## Precalculus (6th Edition) Blitzer

The required solution is $8x+4h-5$.
Replace $f\left( x \right)$ with $f\left( x+h \right)$, that is., ${{x}^{2}}={{\left( x+h \right)}^{2}}\text{and }x=x+h$ Then, \begin{align} & f\left( x+h \right)=4{{(x+h)}^{2}}-5\left( x+h \right)-2 \\ & f\left( x+h \right)=4\left( {{x}^{2}}+2xh+{{h}^{2}} \right)-5x-5h-2 \\ & f\left( x+h \right)=4{{x}^{2}}+8xh+4{{h}^{2}}-5x-5h-2 \\ \end{align} Substitute the values of $f\left( x+h \right)$ in the provided equation.
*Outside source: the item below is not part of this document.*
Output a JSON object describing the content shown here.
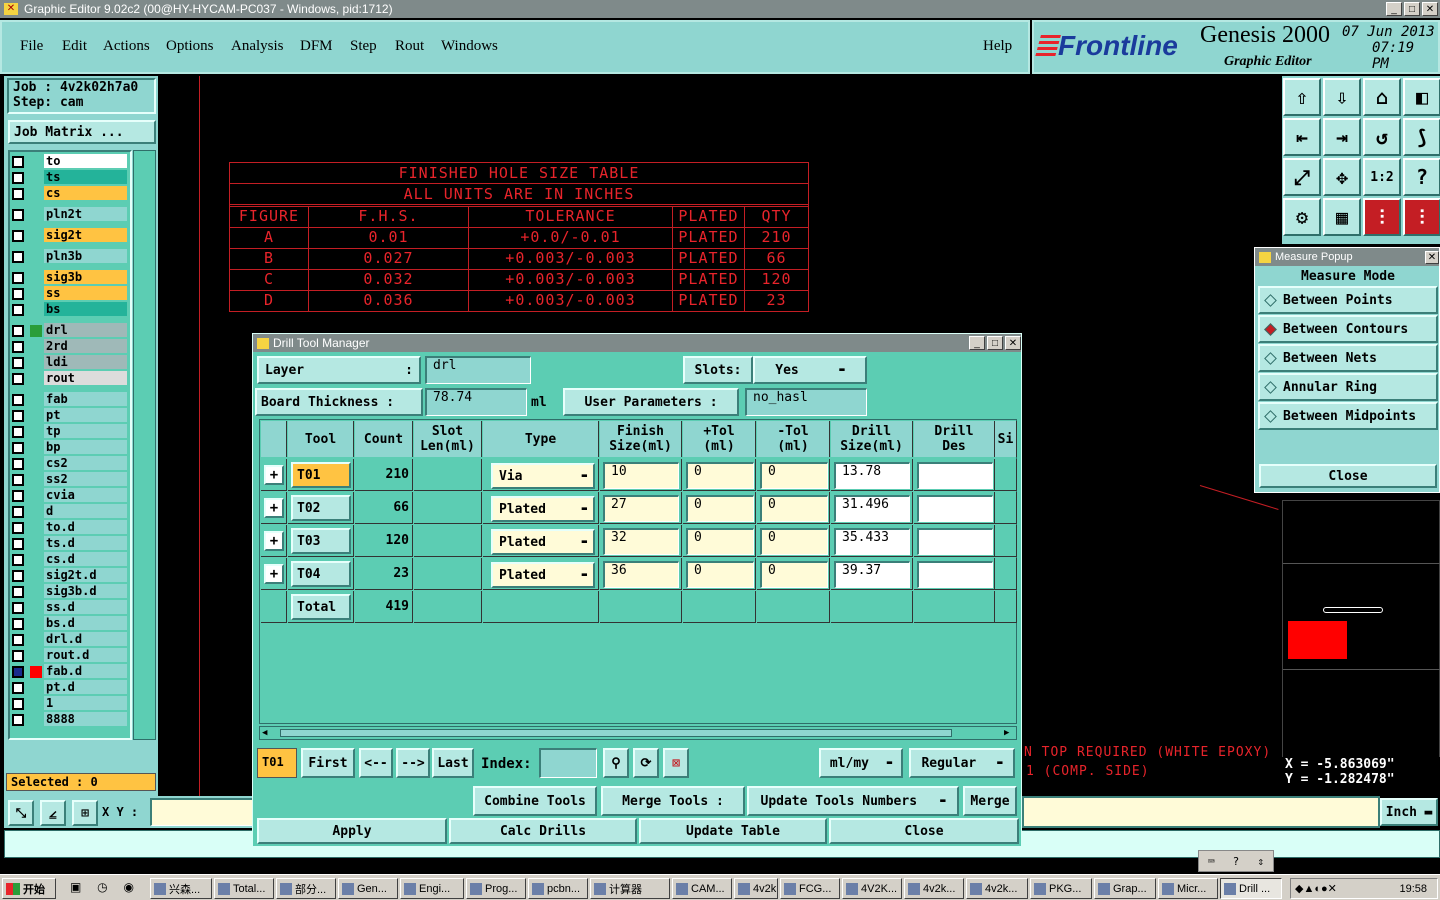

That is, \begin{align} & f\left( x \right)=\frac{f\left( x+h \right)-f\left( x \right)}{h} \\ & f\left( x \right)=\frac{4{{x}^{2}}+8xh+4{{h}^{2}}-5x-5h-2-\left( 4{{x}^{2}}-5x-2 \right)}{h} \\ & f\left( x \right)=\frac{4{{x}^{2}}+8xh+4{{h}^{2}}-5x-5h-2-4{{x}^{2}}+5x+2}{h} \\ & f\left( x \right)=\frac{8xh+4{{h}^{2}}-5h}{h} \\ & \end{align} Solving further to get, \begin{align} & f\left( x \right)=\frac{h\left( 8x+4h-5 \right)}{h} \\ & =8x+h-5 \end{align} Thus, the simplified form of the provided expression is $8x+4h-5$.